MulticallBatch batch = client.batch();
// ... add calls ...
batch.execute();
// ... use results ...
// For more calls, create a new batch
MulticallBatch batch2 = client.batch();
// ... add new calls ...4. Clear Pending Calls on Exceptions
MulticallBatch uses a ThreadLocal to capture call metadata between the proxy method call and add(). If an exception occurs between these two calls, you must call clearPending() to prevent ThreadLocal leaks.
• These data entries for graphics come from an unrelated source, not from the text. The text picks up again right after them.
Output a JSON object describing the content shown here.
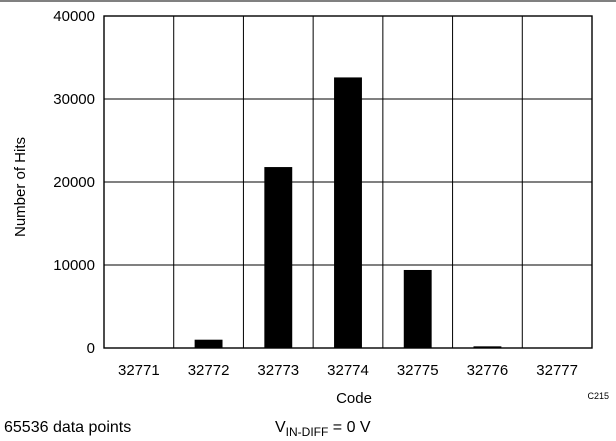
{
  "chart_data": {
    "type": "bar",
    "title": "",
    "xlabel": "Code",
    "ylabel": "Number of Hits",
    "categories": [
      "32771",
      "32772",
      "32773",
      "32774",
      "32775",
      "32776",
      "32777"
    ],
    "values": [
      0,
      1000,
      21800,
      32600,
      9400,
      200,
      0
    ],
    "ylim": [
      0,
      40000
    ],
    "yticks": [
      "0",
      "10000",
      "20000",
      "30000",
      "40000"
    ],
    "grid": true,
    "legend": "none",
    "bar_color": "#000000"
  },
  "notes": {
    "data_points": "65536 data points",
    "vin_prefix": "V",
    "vin_subscript": "IN-DIFF",
    "vin_suffix": " = 0 V",
    "code_id": "C215"
  }
}
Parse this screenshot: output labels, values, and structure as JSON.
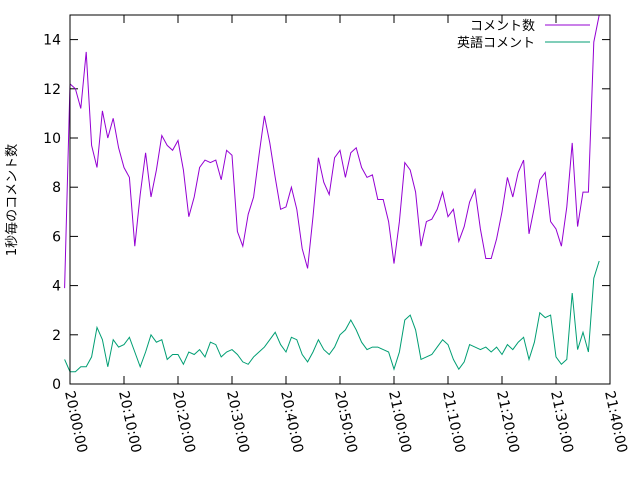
{
  "chart_data": {
    "type": "line",
    "title": "",
    "xlabel": "",
    "ylabel": "1秒毎のコメント数",
    "xlim": [
      "20:00:00",
      "21:40:00"
    ],
    "ylim": [
      0,
      15
    ],
    "grid": false,
    "legend_position": "top-right",
    "x_ticks": [
      "20:00:00",
      "20:10:00",
      "20:20:00",
      "20:30:00",
      "20:40:00",
      "20:50:00",
      "21:00:00",
      "21:10:00",
      "21:20:00",
      "21:30:00",
      "21:40:00"
    ],
    "y_ticks": [
      0,
      2,
      4,
      6,
      8,
      10,
      12,
      14
    ],
    "x_start": "19:59:00",
    "x_step_minutes": 1,
    "series": [
      {
        "name": "コメント数",
        "color": "#9400d3",
        "values": [
          3.9,
          12.2,
          12.0,
          11.2,
          13.5,
          9.7,
          8.8,
          11.1,
          10.0,
          10.8,
          9.6,
          8.8,
          8.4,
          5.6,
          7.7,
          9.4,
          7.6,
          8.7,
          10.1,
          9.7,
          9.5,
          9.9,
          8.7,
          6.8,
          7.6,
          8.8,
          9.1,
          9.0,
          9.1,
          8.3,
          9.5,
          9.3,
          6.2,
          5.6,
          6.9,
          7.6,
          9.3,
          10.9,
          9.8,
          8.4,
          7.1,
          7.2,
          8.0,
          7.1,
          5.5,
          4.7,
          6.8,
          9.2,
          8.2,
          7.7,
          9.2,
          9.5,
          8.4,
          9.4,
          9.6,
          8.8,
          8.4,
          8.5,
          7.5,
          7.5,
          6.6,
          4.9,
          6.6,
          9.0,
          8.7,
          7.8,
          5.6,
          6.6,
          6.7,
          7.1,
          7.8,
          6.8,
          7.1,
          5.8,
          6.4,
          7.4,
          7.9,
          6.3,
          5.1,
          5.1,
          5.9,
          7.0,
          8.4,
          7.6,
          8.6,
          9.1,
          6.1,
          7.2,
          8.3,
          8.6,
          6.6,
          6.3,
          5.6,
          7.2,
          9.8,
          6.4,
          7.8,
          7.8,
          13.9,
          15.0
        ]
      },
      {
        "name": "英語コメント",
        "color": "#009e73",
        "values": [
          1.0,
          0.5,
          0.5,
          0.7,
          0.7,
          1.1,
          2.3,
          1.8,
          0.7,
          1.8,
          1.5,
          1.6,
          1.9,
          1.3,
          0.7,
          1.3,
          2.0,
          1.7,
          1.8,
          1.0,
          1.2,
          1.2,
          0.8,
          1.3,
          1.2,
          1.4,
          1.1,
          1.7,
          1.6,
          1.1,
          1.3,
          1.4,
          1.2,
          0.9,
          0.8,
          1.1,
          1.3,
          1.5,
          1.8,
          2.1,
          1.6,
          1.3,
          1.9,
          1.8,
          1.2,
          0.9,
          1.3,
          1.8,
          1.4,
          1.2,
          1.5,
          2.0,
          2.2,
          2.6,
          2.2,
          1.7,
          1.4,
          1.5,
          1.5,
          1.4,
          1.3,
          0.6,
          1.3,
          2.6,
          2.8,
          2.2,
          1.0,
          1.1,
          1.2,
          1.5,
          1.8,
          1.6,
          1.0,
          0.6,
          0.9,
          1.6,
          1.5,
          1.4,
          1.5,
          1.3,
          1.5,
          1.2,
          1.6,
          1.4,
          1.7,
          1.9,
          1.0,
          1.7,
          2.9,
          2.7,
          2.8,
          1.1,
          0.8,
          1.0,
          3.7,
          1.4,
          2.1,
          1.3,
          4.3,
          5.0
        ]
      }
    ]
  }
}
MulticallBatch batch = client.batch();
Erc20 token = batch.bind(Erc20.class, tokenAddress, abiJson);
try {
BigInteger balance = token.balanceOf(user); // Call captured in ThreadLocal
// ... validation that might throw ...
BatchHandle<BigInteger> handle = batch.add(balance); // Clears ThreadLocal
} catch (Exception e) {
batch.clearPending(); // Prevent ThreadLocal leak!
throw e;
}Performance Benefits
Multicall3 batching provides significant performance improvements:
- Reduced Network Overhead: 1 RPC call instead of N calls
- Lower Latency: Parallel execution on-chain
- Atomic Reads: All calls read from the same block state
- Cost Efficiency: Fewer network round-trips
For example, reading 100 token balances:
- Without Multicall: 100 RPC calls, ~10-20 seconds
- With Multicall: 1 RPC call, ~200-500ms
Technical Details
Multicall3 Contract
Brane uses the standard Multicall3 contract deployed at:
- Address:
0xcA11bde05977b3631167028862bE2a173976CA11 - Method:
aggregate3((address target, bool allowFailure, bytes callData)[] calls) - Returns:
(bool success, bytes returnData)[]
This address is deterministic and works across all major EVM chains (Ethereum, Polygon, Arbitrum, Optimism, Base, BSC, etc.).
Recording Proxy
Brane uses dynamic Java proxies to intercept method calls and capture:
- Target contract address
- Encoded function calldata
- Expected return type
The proxy returns default values during recording, allowing you to use the same interface patterns as regular contract interactions.